Published June 4, 2011 | According to a variety of news reports, Lockheed, L-3, and Northrup have all be attacked recently. While only Lockheed has come out and admitted it, there are rumors about L-3 and Northrup. All of these attacks were made possible by the earlier compromise of RSA.
What has been missing in the coverage is any discussion on who is behind all of this. Either the person or group behind the RSA attack are going after key DoD military contractors, or have sold the bounty of their catch to someone going after DoD contractors.
While it may be fun to be the hacker that breaks into Lockheed’s computer networks, this isn’t the signature of traditional hackers. This attack is more consistent if another country’s intelligence services were going after US military technology and secrets. But, you aren’t hearing this in the discussion. Is it the Russians, the Chinese, the Iranians, or someone completely different. If so, what does this mean to the DoD and its ability to protect secrets while doing business with contractors.
I find it odd that at the same time that these attacks are going on, the US Government is beginning to state publically that if another national conducts a cyber attack on the US, then that may be considered an act of war. So, are we now in a state of war? If so, with whom? If not, why not?
Britain Acknowledges Building Cyberweapons
Published June 4, 2011 | According to an article in the Telegraph, Britain’s Armed Forces Minister, Nick Harvey acknowledged that Britain is building a toolbox of cyberweapons. While this really comes as no surprise, I was surprised by his statement that “would be governed by the same rules that apply to the deployment of other military assets."
That type of statement really highlights some serious ignorance on the nature of cyberwar. Unlike other “military assets”, cyberweapons are not easily containable. While I may be able to sell a tank to another nation, that is not the same as giving them the tank assembly line. However, you can make perfect copies of software. Also, unlike traditional military weapons, there are widely available commercial tools to reverse engineer cyberweapons (look at Symantec’s analysis of Stuxnet for example), that would allow anyone with access to the cyberweapon the ability to deconstruct it. This then gives them a blueprint on how the weapon works, and possibly allows them to “repurpose” the weapon for their own use. It is ignorant to equate cyberweapons to traditional weapons for these and other critial reasons.

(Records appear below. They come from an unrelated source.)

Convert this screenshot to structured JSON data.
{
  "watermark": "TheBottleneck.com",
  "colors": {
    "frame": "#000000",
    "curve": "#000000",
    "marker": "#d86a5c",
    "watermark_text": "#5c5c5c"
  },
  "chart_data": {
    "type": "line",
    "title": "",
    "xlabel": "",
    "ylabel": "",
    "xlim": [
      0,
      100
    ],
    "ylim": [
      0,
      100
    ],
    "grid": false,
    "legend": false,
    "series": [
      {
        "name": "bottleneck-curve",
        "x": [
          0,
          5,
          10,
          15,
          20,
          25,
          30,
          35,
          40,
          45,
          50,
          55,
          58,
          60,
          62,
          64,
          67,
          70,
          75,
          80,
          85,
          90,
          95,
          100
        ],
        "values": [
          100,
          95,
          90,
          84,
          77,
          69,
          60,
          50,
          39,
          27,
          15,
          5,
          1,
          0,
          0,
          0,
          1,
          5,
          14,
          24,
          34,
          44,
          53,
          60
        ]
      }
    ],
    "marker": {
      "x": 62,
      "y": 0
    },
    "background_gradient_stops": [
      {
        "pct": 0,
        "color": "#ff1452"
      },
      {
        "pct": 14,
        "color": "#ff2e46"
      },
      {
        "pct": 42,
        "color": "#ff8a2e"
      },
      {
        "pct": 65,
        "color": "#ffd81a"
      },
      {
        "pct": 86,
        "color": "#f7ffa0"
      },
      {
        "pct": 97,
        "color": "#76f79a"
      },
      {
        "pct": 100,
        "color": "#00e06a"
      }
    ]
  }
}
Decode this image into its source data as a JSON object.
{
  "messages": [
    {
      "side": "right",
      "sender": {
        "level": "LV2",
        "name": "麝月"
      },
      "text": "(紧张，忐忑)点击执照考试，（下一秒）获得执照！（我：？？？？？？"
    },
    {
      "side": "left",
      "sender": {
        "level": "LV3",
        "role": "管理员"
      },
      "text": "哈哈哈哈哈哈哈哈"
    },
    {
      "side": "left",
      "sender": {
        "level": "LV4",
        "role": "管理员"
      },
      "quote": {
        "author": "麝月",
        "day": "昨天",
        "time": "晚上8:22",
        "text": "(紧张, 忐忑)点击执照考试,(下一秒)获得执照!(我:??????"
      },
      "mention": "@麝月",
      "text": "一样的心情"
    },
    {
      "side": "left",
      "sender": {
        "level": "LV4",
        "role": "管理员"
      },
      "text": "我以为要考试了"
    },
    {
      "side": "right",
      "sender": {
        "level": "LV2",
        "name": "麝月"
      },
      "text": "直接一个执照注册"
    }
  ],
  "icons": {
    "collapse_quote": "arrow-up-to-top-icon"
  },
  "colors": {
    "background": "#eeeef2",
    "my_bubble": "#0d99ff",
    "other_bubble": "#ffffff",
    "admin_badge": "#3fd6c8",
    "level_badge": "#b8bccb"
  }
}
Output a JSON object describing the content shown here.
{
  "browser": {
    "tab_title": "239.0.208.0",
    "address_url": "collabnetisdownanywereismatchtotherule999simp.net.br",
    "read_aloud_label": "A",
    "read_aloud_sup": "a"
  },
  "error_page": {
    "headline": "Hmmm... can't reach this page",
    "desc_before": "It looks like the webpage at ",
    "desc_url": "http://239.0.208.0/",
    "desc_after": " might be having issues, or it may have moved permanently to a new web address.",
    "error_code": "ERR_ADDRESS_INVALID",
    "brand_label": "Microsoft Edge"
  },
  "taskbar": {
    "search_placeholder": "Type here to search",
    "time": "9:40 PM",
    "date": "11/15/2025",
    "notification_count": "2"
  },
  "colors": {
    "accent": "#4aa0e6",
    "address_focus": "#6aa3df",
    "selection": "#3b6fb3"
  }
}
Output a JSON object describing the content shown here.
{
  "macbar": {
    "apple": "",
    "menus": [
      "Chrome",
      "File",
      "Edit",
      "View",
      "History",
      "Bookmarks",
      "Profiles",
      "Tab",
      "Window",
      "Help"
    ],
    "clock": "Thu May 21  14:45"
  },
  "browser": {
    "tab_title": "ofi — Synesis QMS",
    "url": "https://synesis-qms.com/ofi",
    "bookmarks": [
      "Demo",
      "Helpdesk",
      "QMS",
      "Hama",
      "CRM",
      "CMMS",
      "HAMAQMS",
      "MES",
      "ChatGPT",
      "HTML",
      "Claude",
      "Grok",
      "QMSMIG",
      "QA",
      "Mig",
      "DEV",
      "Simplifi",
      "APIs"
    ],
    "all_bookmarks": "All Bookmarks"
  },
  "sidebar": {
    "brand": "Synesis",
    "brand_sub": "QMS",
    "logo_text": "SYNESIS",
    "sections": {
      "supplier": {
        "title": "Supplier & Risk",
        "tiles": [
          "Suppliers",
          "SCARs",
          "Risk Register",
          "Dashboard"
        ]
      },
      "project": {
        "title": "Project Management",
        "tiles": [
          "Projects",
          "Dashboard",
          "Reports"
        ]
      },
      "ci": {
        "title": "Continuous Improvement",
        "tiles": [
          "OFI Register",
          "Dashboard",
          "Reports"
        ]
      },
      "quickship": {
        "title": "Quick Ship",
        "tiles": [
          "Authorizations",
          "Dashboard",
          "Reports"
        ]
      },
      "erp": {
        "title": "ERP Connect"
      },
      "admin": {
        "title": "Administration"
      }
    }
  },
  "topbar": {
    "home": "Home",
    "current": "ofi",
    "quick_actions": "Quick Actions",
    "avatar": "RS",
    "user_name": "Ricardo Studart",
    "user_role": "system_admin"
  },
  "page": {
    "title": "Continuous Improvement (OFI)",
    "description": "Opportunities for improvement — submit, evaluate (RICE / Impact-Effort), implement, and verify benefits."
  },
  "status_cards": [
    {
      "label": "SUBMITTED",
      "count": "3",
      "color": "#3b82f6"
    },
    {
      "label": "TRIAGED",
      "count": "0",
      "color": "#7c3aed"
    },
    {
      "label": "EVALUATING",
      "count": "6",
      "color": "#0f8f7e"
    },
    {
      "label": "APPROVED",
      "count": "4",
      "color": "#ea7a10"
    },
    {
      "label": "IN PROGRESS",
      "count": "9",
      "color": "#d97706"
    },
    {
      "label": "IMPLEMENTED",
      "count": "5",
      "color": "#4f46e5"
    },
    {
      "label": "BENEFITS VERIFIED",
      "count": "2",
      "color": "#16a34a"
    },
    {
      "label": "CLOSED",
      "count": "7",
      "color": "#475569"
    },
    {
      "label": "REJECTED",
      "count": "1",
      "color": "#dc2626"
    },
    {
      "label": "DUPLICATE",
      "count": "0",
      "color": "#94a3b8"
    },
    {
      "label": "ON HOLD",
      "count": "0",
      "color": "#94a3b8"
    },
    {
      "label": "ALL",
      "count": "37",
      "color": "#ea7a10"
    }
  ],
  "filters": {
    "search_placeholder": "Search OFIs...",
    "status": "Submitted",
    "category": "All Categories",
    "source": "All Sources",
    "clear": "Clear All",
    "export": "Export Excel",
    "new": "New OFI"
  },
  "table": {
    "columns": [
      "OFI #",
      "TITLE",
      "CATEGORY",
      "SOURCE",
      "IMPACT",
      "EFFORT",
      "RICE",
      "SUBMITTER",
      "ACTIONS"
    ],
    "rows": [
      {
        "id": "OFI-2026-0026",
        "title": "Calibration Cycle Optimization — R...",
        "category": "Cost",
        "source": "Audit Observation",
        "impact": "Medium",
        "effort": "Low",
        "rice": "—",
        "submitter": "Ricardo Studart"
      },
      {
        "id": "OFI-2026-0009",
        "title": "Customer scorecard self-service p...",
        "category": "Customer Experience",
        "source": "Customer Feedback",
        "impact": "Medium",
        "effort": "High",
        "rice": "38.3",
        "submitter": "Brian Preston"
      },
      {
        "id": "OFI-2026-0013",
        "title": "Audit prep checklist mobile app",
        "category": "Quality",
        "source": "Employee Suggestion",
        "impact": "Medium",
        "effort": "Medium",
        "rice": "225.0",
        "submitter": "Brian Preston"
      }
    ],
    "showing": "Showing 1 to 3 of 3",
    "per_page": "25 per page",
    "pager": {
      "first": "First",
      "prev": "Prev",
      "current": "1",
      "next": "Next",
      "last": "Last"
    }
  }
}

It is nice that from a military doctrine point of view, you can equate cyberwar with its counterparts in the physical domain. That may help in the military planning, but one must also consider the non-traditional side effects of cyberweapons in the development of cyber warfare doctrine and planning.
A better analogy instead of traditional weapons is biological weapons (they call them computer viruses for a reason). While a very powerful weapon against your enemy, biological weapons are difficult to handle, deploy, and contain. That is why that the concept of using biological weapons is so scary, and something that no government could probably survive. Eventually a biological weapon will “burn itself out”, but the question is if there will be enough of the population left to have anything to rebuild after that. Cyber weapons are similar, although thankfully less deadly. We have seen that with Stuxnet. While targeted at Iran, copies of it have been found worldwide. Even with it’s internal self destruct date in place, copies of Stuxnet will be around forever (I can always change the network time).
What Stuxnet has proven is that if well crafted, and very narrowly focused, a cyberweapon can be effective while minimizing collateral damage. Will Britain’s cyberweapon developers be as careful? Will Iran’s? The bottom line is that cyberware brings some unique aspects that are significantly different than other “military assets”, and if Britain is building them, they must take those into consideration. Their first challenge will be educating their leadership on the differences between cyber warfare and traditional warfare, and then developing the doctrine to take those differences into account.